Every person who, under color of any statute, ordinance, regulation, custom, or usage, of any state or territory or the District of Columbia, subjects, or causes to be subjected, any citizen of the United States or other person within the jurisdiction thereof to the deprivation of any rights, privileges, or immunities secured by the Constitution and Laws, shall be liable to the party injured in an action at law, suit in equity, or other proper proceeding for redress.

State law immunities do not override a cause of action under this statute. See Monell v. New York City Department of Social Services,436 U.S. 658 (1978). However, individuals enjoy a qualified immunity from any action alleging such a violation of federal law. See Mosier v. Robinson,722 F. Supp. 1245 (E.D. Ark. 1989). As I stated in Ark. Op. Att'y Gen. No. 1999-363:

Under the doctrine of qualified immunity, an individual is immune from trial if the actions complained of were taken in good faith in the performance of one's duties, and the acts do not violate any clearly established constitutional right.

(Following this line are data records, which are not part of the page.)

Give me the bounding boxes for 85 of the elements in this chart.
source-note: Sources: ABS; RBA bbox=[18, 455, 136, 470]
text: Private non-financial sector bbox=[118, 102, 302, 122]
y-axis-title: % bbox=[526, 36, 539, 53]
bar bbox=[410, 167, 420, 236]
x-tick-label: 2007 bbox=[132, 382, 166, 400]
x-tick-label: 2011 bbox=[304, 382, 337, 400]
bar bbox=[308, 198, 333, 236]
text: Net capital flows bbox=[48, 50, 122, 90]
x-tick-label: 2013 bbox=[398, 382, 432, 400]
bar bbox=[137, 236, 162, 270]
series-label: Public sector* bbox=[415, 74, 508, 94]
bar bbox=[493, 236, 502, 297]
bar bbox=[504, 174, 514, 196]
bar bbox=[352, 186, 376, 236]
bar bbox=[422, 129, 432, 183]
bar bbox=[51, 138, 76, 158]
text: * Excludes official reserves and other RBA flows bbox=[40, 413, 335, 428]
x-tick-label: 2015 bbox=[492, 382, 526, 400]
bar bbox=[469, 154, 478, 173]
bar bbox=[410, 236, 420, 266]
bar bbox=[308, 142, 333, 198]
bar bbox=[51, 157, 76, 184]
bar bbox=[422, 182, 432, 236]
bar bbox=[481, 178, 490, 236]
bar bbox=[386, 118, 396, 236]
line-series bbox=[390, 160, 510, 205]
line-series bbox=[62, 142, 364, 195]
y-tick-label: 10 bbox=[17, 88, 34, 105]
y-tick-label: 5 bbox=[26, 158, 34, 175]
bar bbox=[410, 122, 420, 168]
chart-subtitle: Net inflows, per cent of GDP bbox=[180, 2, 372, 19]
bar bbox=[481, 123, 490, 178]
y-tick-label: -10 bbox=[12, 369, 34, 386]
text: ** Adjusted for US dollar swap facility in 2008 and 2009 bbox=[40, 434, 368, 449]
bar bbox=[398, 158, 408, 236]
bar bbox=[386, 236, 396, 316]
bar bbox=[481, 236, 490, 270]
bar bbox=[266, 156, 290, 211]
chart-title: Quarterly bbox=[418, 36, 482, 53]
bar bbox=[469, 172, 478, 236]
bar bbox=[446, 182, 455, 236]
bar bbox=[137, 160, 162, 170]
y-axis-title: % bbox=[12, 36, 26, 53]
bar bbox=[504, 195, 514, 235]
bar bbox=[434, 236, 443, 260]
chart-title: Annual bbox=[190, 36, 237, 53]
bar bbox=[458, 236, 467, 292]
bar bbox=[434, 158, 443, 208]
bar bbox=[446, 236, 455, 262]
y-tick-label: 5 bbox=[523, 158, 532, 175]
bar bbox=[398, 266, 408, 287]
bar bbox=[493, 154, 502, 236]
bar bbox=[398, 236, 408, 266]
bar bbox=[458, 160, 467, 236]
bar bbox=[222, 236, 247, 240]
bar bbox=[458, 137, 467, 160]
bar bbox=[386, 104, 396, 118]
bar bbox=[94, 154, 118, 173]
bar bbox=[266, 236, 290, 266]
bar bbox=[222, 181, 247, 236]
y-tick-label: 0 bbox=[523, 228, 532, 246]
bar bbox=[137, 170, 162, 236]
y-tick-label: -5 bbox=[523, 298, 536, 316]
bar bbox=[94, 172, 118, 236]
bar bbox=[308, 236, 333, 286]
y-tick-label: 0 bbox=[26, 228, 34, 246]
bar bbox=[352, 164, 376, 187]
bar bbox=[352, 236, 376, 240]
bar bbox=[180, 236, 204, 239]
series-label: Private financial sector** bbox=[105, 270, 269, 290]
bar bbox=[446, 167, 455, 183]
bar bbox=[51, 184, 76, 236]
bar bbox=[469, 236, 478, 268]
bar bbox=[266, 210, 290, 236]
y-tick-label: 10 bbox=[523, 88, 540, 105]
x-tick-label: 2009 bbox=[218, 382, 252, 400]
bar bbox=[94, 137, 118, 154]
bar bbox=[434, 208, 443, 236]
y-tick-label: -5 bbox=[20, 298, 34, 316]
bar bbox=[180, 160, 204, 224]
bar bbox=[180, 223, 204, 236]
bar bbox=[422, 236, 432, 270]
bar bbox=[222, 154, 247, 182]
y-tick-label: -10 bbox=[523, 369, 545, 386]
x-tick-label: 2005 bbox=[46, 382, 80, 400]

Harlow v. Fitzgerald, 457 U.S. 800 (1982). The test for the applicability of qualified immunity turns upon the "objective legal reasonableness of the action," assessed in light of legal rules that were "clearly established" at the time the action was taken. See Anderson v. Creighton, 483 U.S. 635 (1987). The immunity is "qualified" because it does not obtain where the activity is in violation of clearly established law that a reasonable person would have known. Robinson v. Beaumont, 291 Ark. 477, 725 S.W.2d 839 (1987); Matthews v. Martin, 280 Ark. 345, 658 S.W.2d 374 (1983).

In short, assuming, as seems likely, that the town carries no liability insurance, I believe it would be immune from any suit alleging negligence with respect to a community service worker. Its exposure to claims of intentional torts or violations of federal law would be as outlined above.

Assistant Attorney General Jack Druff prepared the foregoing, which I hereby approve.

Sincerely,

MARK PRYOR Attorney General

MP:JD/cyh

Enclosure

1 The Public Employee Workers' Compensation Act, A.C.A. § 21-5-601 etseq. (Repl. 1996 Supp. 2001), defines a "municipal employee" as "an employee of the municipalities of this state." A.C.A. § 21-5-603(a)(3). Despite the circularity of this definition, I feel confident that a court reviewing the matter would conclude that an offender doing community service as part of his sentence cannot be classified as a "municipal employee" entitled to workers' compensation coverage. Although the issue of employment status is ultimately one of fact, see discussion in Ark. Op. Att'y Gen. No. 90-192, I cannot imagine a court determining that an offender performing unrecompensed community service is doing so as a municipal employee. Indeed, in the enclosed Ark. Op. Att'y Gen. No.99-225, which likewise addressed a municipality's exposure to liability for injuries incurred by an offender performing community service, I characterized such an individual without elaboration as one "who has no employment or other agency relationship with the county or city."Compare A.C.A. § 21-5-604(b) ("The relationship of a workfare participant to the State of Arkansas or to any of its political subdivisions shall not be deemed to be an employer-employee relationship.").